Cannot display table: Data not loaded.


### 3.2 Visualization of Time and Accuracy

We visualize the key trade-offs between speed and performance.

In [3]:
# CODE CELL 3: Visualization - Accuracy vs. Training Time

if df is not None:
    # Ensure data is clean for plotting
    plot_df = df.dropna(subset=['Accuracy', 'Train Time (s)', 'Predict Time (s)'])

    if not plot_df.empty:
        fig, axes = plt.subplots(1, 2, figsize=(14, 6))

        # --- Plot 1: Accuracy ---
        axes[0].bar(plot_df['Agent'], plot_df['Accuracy'], color=['skyblue', 'salmon'])
        axes[0].set_title('Agent Accuracy Comparison', fontsize=14)
        axes[0].set_ylabel('Accuracy', fontsize=12)
        axes[0].set_ylim(plot_df['Accuracy'].min() * 0.98, 1.0) # Zoom in on high accuracy
        axes[0].tick_params(axis='x', rotation=15)

        # --- Plot 2: Total Time ---
        # Calculate Total Time (Train + Predict)
        plot_df['Total Time (s)'] = plot_df['Train Time (s)'] + plot_df['Predict Time (s)']

        axes[1].bar(plot_df['Agent'], plot_df['Total Time (s)'], color=['lightgreen', 'darkorange'])
        axes[1].set_title('Total Execution Time (Train + Predict)', fontsize=14)
        axes[1].set_ylabel('Time (seconds)', fontsize=12)
        axes[1].tick_params(axis='x', rotation=15)

        plt.tight_layout()
        plt.show()
        print("Visualization complete.")
    else:
        print("Cannot plot: Numerical data for plotting is missing.")
else:
    print("Cannot plot: Data not loaded.")

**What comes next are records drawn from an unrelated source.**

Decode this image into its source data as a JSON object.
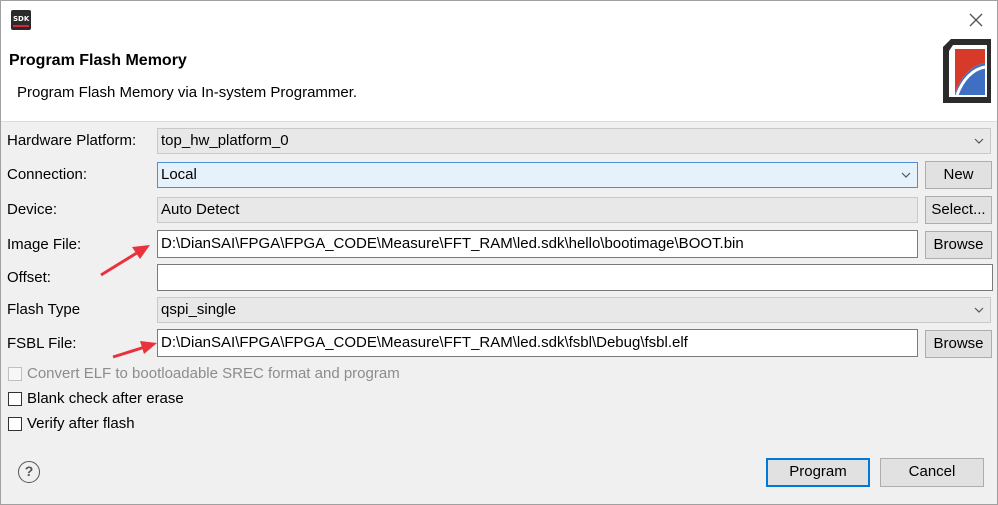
{
  "window": {
    "app_icon_text": "SDK",
    "close_icon": "close-icon"
  },
  "banner": {
    "title": "Program Flash Memory",
    "description": "Program Flash Memory via In-system Programmer."
  },
  "form": {
    "hardware_platform": {
      "label": "Hardware Platform:",
      "value": "top_hw_platform_0"
    },
    "connection": {
      "label": "Connection:",
      "value": "Local",
      "button": "New"
    },
    "device": {
      "label": "Device:",
      "value": "Auto Detect",
      "button": "Select..."
    },
    "image_file": {
      "label": "Image File:",
      "value": "D:\\DianSAI\\FPGA\\FPGA_CODE\\Measure\\FFT_RAM\\led.sdk\\hello\\bootimage\\BOOT.bin",
      "button": "Browse"
    },
    "offset": {
      "label": "Offset:",
      "value": ""
    },
    "flash_type": {
      "label": "Flash Type",
      "value": "qspi_single"
    },
    "fsbl_file": {
      "label": "FSBL File:",
      "value": "D:\\DianSAI\\FPGA\\FPGA_CODE\\Measure\\FFT_RAM\\led.sdk\\fsbl\\Debug\\fsbl.elf",
      "button": "Browse"
    }
  },
  "options": {
    "convert_elf": {
      "label": "Convert ELF to bootloadable SREC format and program",
      "checked": false,
      "enabled": false
    },
    "blank_check": {
      "label": "Blank check after erase",
      "checked": false
    },
    "verify": {
      "label": "Verify after flash",
      "checked": false
    }
  },
  "footer": {
    "help_glyph": "?",
    "program_label": "Program",
    "cancel_label": "Cancel"
  },
  "colors": {
    "accent": "#0078d7",
    "annotation_arrow": "#e8323c"
  }
}
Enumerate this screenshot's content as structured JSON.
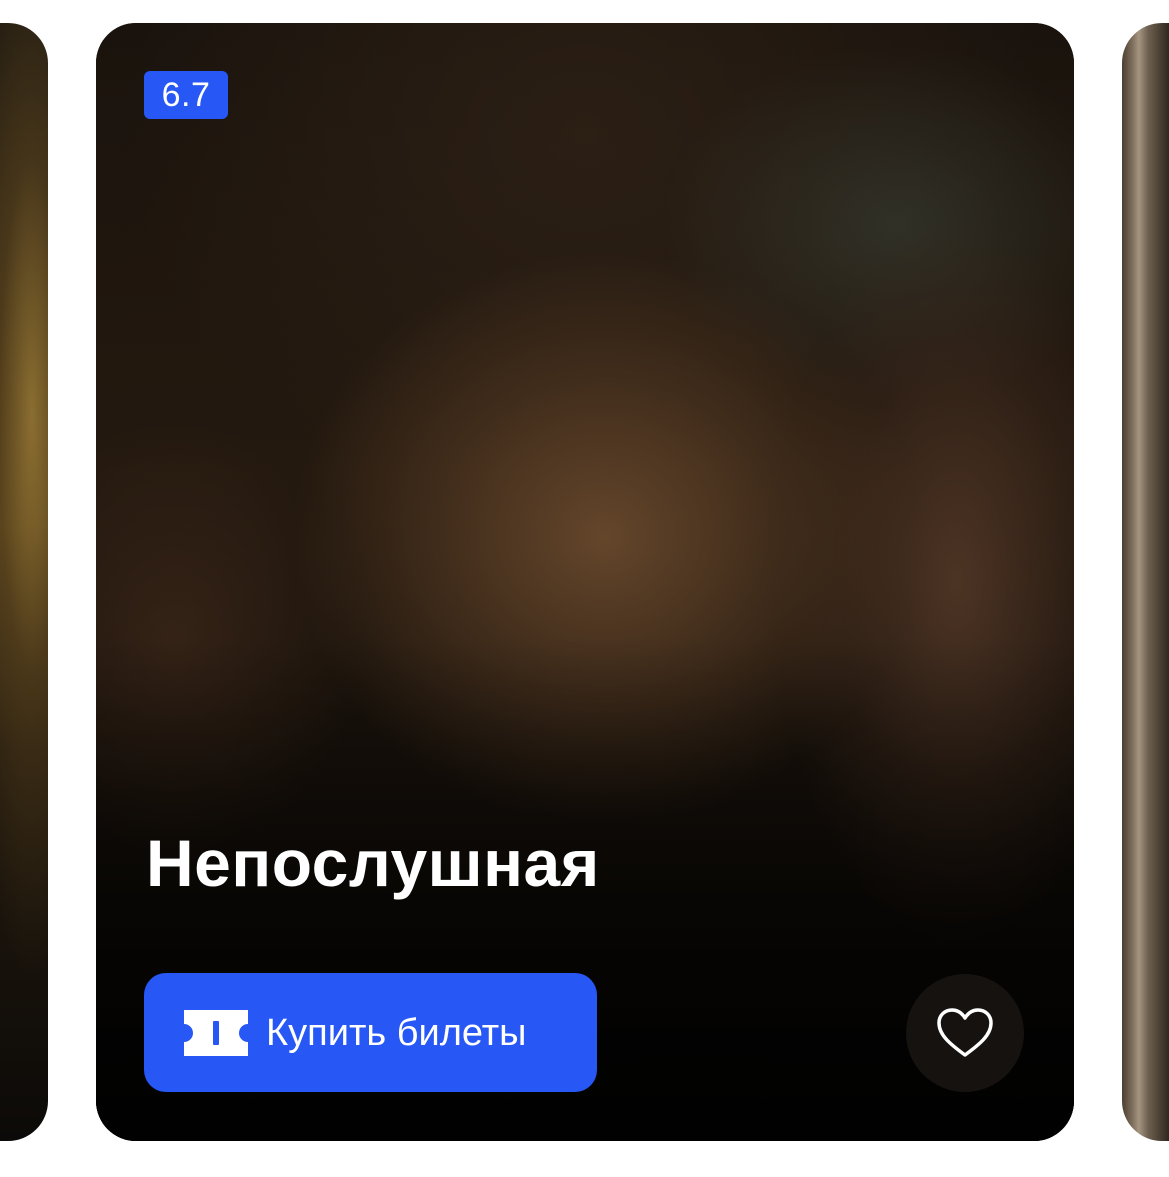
{
  "movie": {
    "rating": "6.7",
    "title": "Непослушная",
    "buy_button_label": "Купить билеты"
  },
  "icons": {
    "ticket": "ticket-icon",
    "favorite": "heart-outline-icon"
  },
  "colors": {
    "accent": "#2757f5",
    "text": "#ffffff",
    "favorite_bg": "#181412"
  }
}
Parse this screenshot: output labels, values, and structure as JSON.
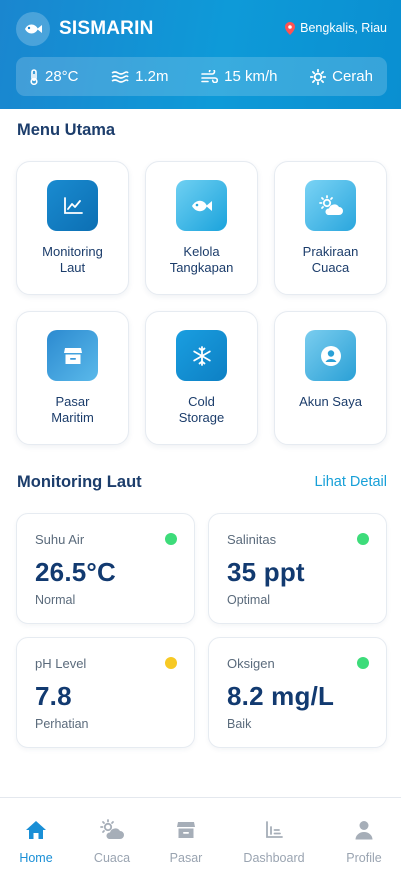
{
  "header": {
    "app_name": "SISMARIN",
    "logo_icon": "fish-icon",
    "location_icon": "map-pin-icon",
    "location": "Bengkalis, Riau",
    "weather": {
      "temperature": "28°C",
      "wave": "1.2m",
      "wind": "15 km/h",
      "condition": "Cerah"
    }
  },
  "menu": {
    "title": "Menu Utama",
    "items": [
      {
        "label": "Monitoring\nLaut",
        "icon": "chart-line-icon"
      },
      {
        "label": "Kelola\nTangkapan",
        "icon": "fish-icon"
      },
      {
        "label": "Prakiraan\nCuaca",
        "icon": "sun-cloud-icon"
      },
      {
        "label": "Pasar\nMaritim",
        "icon": "store-icon"
      },
      {
        "label": "Cold\nStorage",
        "icon": "snowflake-icon"
      },
      {
        "label": "Akun Saya",
        "icon": "user-circle-icon"
      }
    ]
  },
  "monitoring": {
    "title": "Monitoring Laut",
    "detail_link": "Lihat Detail",
    "cards": [
      {
        "label": "Suhu Air",
        "value": "26.5°C",
        "status": "Normal",
        "status_color": "#3ddc7a"
      },
      {
        "label": "Salinitas",
        "value": "35 ppt",
        "status": "Optimal",
        "status_color": "#3ddc7a"
      },
      {
        "label": "pH Level",
        "value": "7.8",
        "status": "Perhatian",
        "status_color": "#f7c924"
      },
      {
        "label": "Oksigen",
        "value": "8.2 mg/L",
        "status": "Baik",
        "status_color": "#3ddc7a"
      }
    ]
  },
  "nav": {
    "active": "Home",
    "items": [
      {
        "label": "Home",
        "icon": "home-icon"
      },
      {
        "label": "Cuaca",
        "icon": "sun-cloud-icon"
      },
      {
        "label": "Pasar",
        "icon": "store-icon"
      },
      {
        "label": "Dashboard",
        "icon": "chart-bar-icon"
      },
      {
        "label": "Profile",
        "icon": "user-icon"
      }
    ]
  },
  "colors": {
    "primary": "#0e9ad8",
    "heading": "#1c3d6b",
    "value": "#123a70",
    "link": "#17a0d8"
  }
}
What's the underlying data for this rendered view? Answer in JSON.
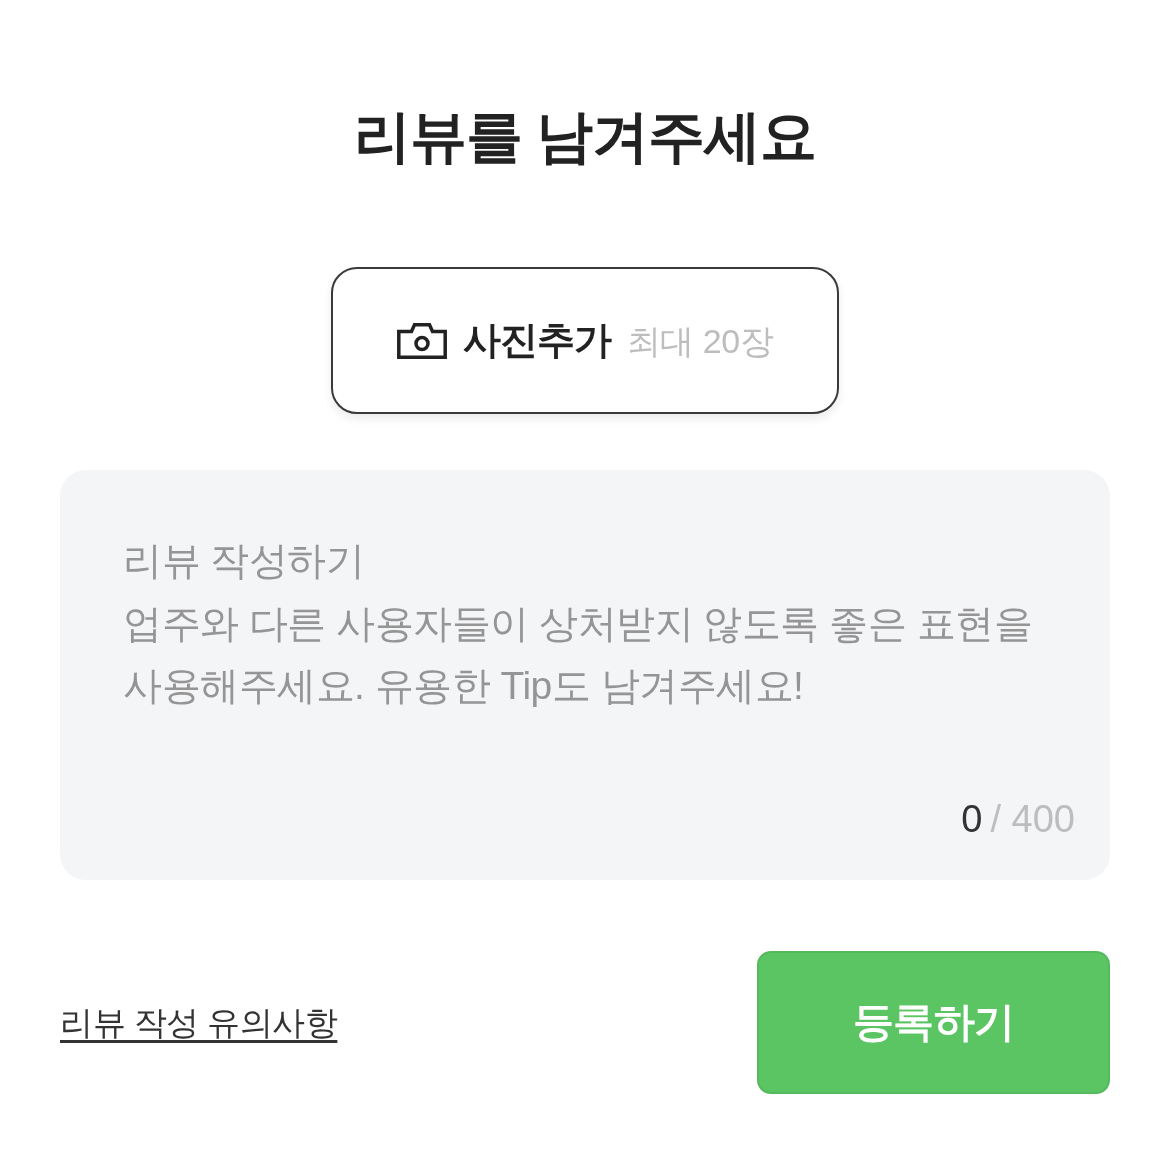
{
  "title": "리뷰를 남겨주세요",
  "photo_button": {
    "label": "사진추가",
    "hint": "최대 20장"
  },
  "review_field": {
    "placeholder": "리뷰 작성하기\n업주와 다른 사용자들이 상처받지 않도록 좋은 표현을\n사용해주세요. 유용한 Tip도 남겨주세요!"
  },
  "counter": {
    "count": "0",
    "max": "/ 400"
  },
  "guide_link": "리뷰 작성 유의사항",
  "submit_button": "등록하기"
}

Cannot plot: Data not loaded.


## 4. Conclusion

The analysis confirms the expected trade-off: The Optimized Agent consumes more resources (time/memory) but delivers significantly higher accuracy due to PCA's efficiency and the power of the deep ensemble. This justifies its submission to the time-constrained ML-Arena competition.